May is building code month


Gov. Gretchen Whitmer has issued a proclamation declaring May 2019 as Building Safety Month in Michigan. This year’s theme, “No Code. No Confidence.” reaffirms the value and importance of construction codes, state registered code officials and a strong system of code enforcement to protect the public. LARA’s Bureau of Construction Codes (BCC) works to ensure that homes and buildings constructed throughout Michigan are safe, sound and sustainable. 

 “Construction code officials are here to help consumers understand building safety issues,” said LARA Director Orlene Hawks. “Especially with do-it-yourselfers, it becomes extremely important for homeowners to work with their building inspectors to make sure their new home or remodel fully complies with Michigan’s construction codes.”

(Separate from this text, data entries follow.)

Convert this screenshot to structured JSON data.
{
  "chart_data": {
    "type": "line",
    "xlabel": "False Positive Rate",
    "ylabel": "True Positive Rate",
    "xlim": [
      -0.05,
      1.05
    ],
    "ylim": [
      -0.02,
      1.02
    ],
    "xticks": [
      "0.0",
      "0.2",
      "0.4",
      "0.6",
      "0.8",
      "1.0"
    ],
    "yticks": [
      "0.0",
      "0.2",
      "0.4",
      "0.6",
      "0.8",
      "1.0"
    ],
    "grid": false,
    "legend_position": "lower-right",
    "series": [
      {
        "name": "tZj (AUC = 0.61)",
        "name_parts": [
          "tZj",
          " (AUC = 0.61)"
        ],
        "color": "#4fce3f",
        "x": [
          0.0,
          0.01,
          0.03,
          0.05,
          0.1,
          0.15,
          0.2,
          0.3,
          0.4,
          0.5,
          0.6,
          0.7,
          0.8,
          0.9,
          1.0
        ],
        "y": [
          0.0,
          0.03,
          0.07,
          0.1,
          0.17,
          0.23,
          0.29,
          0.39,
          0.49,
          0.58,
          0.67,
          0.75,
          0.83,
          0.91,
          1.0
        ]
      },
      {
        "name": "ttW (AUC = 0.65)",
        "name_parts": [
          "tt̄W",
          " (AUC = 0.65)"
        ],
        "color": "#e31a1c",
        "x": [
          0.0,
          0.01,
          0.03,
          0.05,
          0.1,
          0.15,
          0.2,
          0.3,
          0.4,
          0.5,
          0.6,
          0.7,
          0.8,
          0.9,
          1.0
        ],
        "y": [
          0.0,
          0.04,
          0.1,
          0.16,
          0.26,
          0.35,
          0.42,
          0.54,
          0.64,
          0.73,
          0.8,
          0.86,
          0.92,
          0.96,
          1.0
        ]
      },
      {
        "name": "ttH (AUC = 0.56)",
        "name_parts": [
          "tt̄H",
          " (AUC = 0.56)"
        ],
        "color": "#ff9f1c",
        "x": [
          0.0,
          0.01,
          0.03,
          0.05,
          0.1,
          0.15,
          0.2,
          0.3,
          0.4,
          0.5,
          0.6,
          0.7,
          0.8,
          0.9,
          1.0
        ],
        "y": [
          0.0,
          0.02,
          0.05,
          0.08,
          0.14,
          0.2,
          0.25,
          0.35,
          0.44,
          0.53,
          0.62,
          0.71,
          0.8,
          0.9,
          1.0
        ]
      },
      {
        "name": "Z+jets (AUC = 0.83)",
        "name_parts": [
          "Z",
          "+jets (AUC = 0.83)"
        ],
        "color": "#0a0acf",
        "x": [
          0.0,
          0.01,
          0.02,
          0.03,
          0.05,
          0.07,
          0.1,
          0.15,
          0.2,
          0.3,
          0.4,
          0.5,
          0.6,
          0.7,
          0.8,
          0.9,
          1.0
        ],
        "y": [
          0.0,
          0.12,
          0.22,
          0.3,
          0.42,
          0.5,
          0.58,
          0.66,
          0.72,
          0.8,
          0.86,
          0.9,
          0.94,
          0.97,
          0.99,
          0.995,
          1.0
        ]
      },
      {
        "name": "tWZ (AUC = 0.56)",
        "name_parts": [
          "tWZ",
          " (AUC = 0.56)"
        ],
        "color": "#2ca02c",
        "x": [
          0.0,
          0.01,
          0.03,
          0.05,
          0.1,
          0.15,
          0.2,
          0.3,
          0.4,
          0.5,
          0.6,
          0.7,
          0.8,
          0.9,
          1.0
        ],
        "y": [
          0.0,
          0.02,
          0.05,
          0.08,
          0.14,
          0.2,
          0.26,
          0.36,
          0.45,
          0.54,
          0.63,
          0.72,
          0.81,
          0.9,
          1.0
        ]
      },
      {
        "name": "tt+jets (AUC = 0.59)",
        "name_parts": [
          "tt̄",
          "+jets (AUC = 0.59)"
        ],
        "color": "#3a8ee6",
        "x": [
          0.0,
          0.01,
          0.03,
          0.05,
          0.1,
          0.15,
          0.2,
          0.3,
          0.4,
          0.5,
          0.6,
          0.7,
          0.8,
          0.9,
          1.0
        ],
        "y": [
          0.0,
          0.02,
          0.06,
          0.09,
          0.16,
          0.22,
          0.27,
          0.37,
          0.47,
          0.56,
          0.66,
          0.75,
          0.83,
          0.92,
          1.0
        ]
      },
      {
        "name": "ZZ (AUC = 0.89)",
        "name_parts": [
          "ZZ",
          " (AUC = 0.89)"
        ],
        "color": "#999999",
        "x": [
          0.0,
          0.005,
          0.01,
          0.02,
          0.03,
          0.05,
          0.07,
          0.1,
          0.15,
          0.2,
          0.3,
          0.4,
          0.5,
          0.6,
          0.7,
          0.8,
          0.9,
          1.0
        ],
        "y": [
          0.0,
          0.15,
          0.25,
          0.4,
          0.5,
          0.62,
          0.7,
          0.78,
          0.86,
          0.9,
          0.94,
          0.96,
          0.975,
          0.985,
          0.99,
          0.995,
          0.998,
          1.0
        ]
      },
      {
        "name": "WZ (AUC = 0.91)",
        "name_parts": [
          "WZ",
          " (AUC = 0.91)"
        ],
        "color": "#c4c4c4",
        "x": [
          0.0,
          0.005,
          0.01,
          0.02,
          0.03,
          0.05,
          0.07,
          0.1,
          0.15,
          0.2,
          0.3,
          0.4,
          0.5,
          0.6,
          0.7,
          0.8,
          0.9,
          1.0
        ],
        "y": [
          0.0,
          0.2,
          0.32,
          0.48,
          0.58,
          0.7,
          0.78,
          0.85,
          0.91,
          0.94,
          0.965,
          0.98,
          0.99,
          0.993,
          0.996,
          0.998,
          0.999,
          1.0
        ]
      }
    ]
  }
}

 Code officials including boiler, building, electrical, elevator, fire prevention, plumbing, and mechanical inspectors, along with architects, engineers, builders, tradespeople, and others in the state’s construction industry work together to ensure code compliance that address safety, energy efficiency, and resilience in homes, schools, workplaces and other structures to protect lives and property.

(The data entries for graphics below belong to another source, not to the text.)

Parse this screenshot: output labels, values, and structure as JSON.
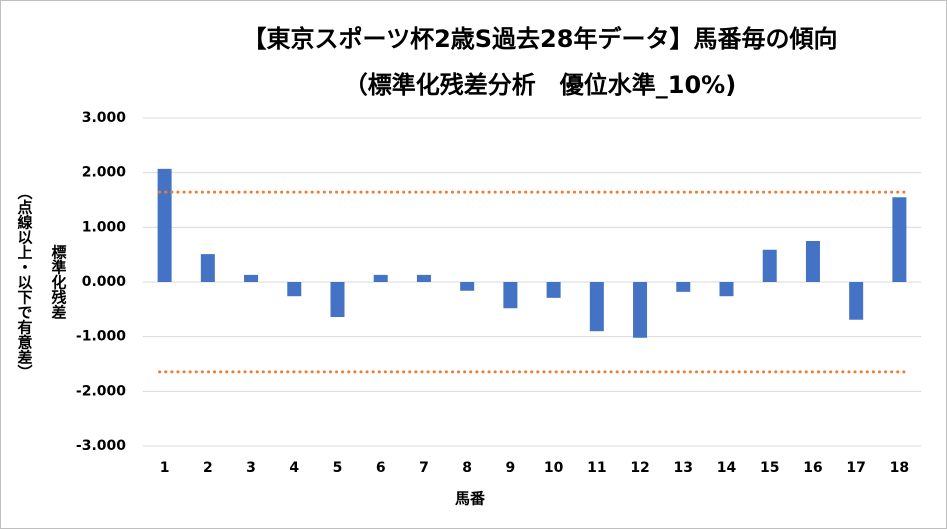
{
  "chart_data": {
    "type": "bar",
    "title": "【東京スポーツ杯2歳S過去28年データ】馬番毎の傾向",
    "subtitle": "（標準化残差分析　優位水準_10%)",
    "y_axis_label": "標準化残差",
    "y_axis_note": "（点線以上・以下で有意差）",
    "x_axis_label": "馬番",
    "categories": [
      "1",
      "2",
      "3",
      "4",
      "5",
      "6",
      "7",
      "8",
      "9",
      "10",
      "11",
      "12",
      "13",
      "14",
      "15",
      "16",
      "17",
      "18"
    ],
    "values": [
      2.07,
      0.51,
      0.13,
      -0.26,
      -0.64,
      0.13,
      0.13,
      -0.16,
      -0.48,
      -0.29,
      -0.9,
      -1.02,
      -0.18,
      -0.26,
      0.59,
      0.75,
      -0.69,
      1.55
    ],
    "color": "#4472c4",
    "reference_lines": [
      1.645,
      -1.645
    ],
    "reference_color": "#ed7d31",
    "ylim": [
      -3,
      3
    ],
    "yticks": [
      {
        "value": 3,
        "label": "3.000"
      },
      {
        "value": 2,
        "label": "2.000"
      },
      {
        "value": 1,
        "label": "1.000"
      },
      {
        "value": 0,
        "label": "0.000"
      },
      {
        "value": -1,
        "label": "-1.000"
      },
      {
        "value": -2,
        "label": "-2.000"
      },
      {
        "value": -3,
        "label": "-3.000"
      }
    ],
    "grid": true
  }
}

 More than 35 Michigan communities rely on Code Enforcement Services, a division of Carlisle|Wortman Associates, to administer and enforce their building codes. CES has plan reviewers and inspectors licensed in every construction discipline, but “Education may be the most important part of our work,” said CES Director Craig Strong. “We show people how construction codes protect them. We help them make sure their plans are accurate and complete and and that their work is done properly.”

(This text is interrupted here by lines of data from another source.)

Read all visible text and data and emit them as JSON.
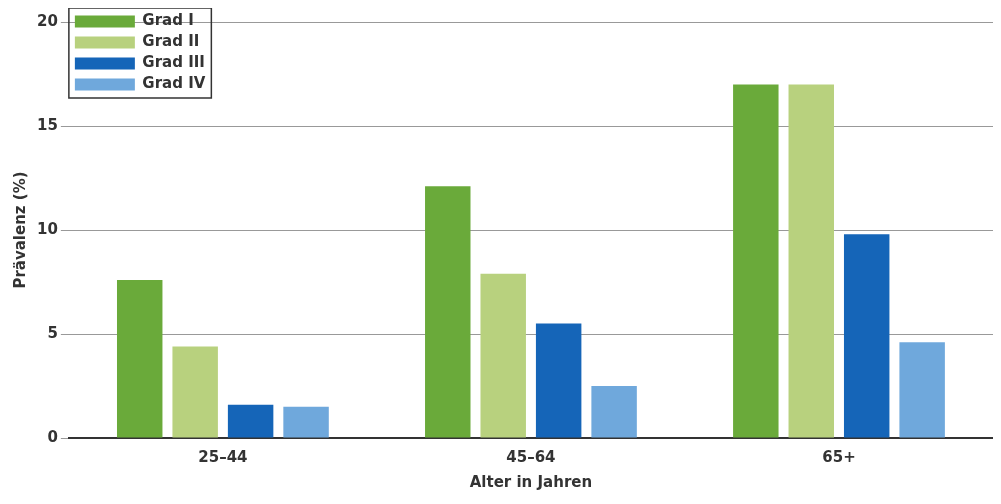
{
  "chart_data": {
    "type": "bar",
    "xlabel": "Alter in Jahren",
    "ylabel": "Prävalenz (%)",
    "categories": [
      "25–44",
      "45–64",
      "65+"
    ],
    "series": [
      {
        "name": "Grad I",
        "color": "#6aaa3a",
        "values": [
          7.6,
          12.1,
          17
        ]
      },
      {
        "name": "Grad II",
        "color": "#b8d17e",
        "values": [
          4.4,
          7.9,
          17
        ]
      },
      {
        "name": "Grad III",
        "color": "#1565b8",
        "values": [
          1.6,
          5.5,
          9.8
        ]
      },
      {
        "name": "Grad IV",
        "color": "#6fa8dc",
        "values": [
          1.5,
          2.5,
          4.6
        ]
      }
    ],
    "ylim": [
      0,
      20
    ],
    "yticks": [
      0,
      5,
      10,
      15,
      20
    ],
    "grid": "y",
    "legend": "top left"
  }
}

 Celebrated worldwide, Building Safety Month is sponsored by the International Code Council, a membership association dedicated to building safety, fire prevention, and energy efficiency. LARA uses national and international standards as the basis for model codes, and through Michigan amendments develops Michigan construction codes which are enforced throughout the state. The model codes are the most widely adopted building safety, energy, and fire prevention codes in the nation and are used by most U.S. cities, counties, and states.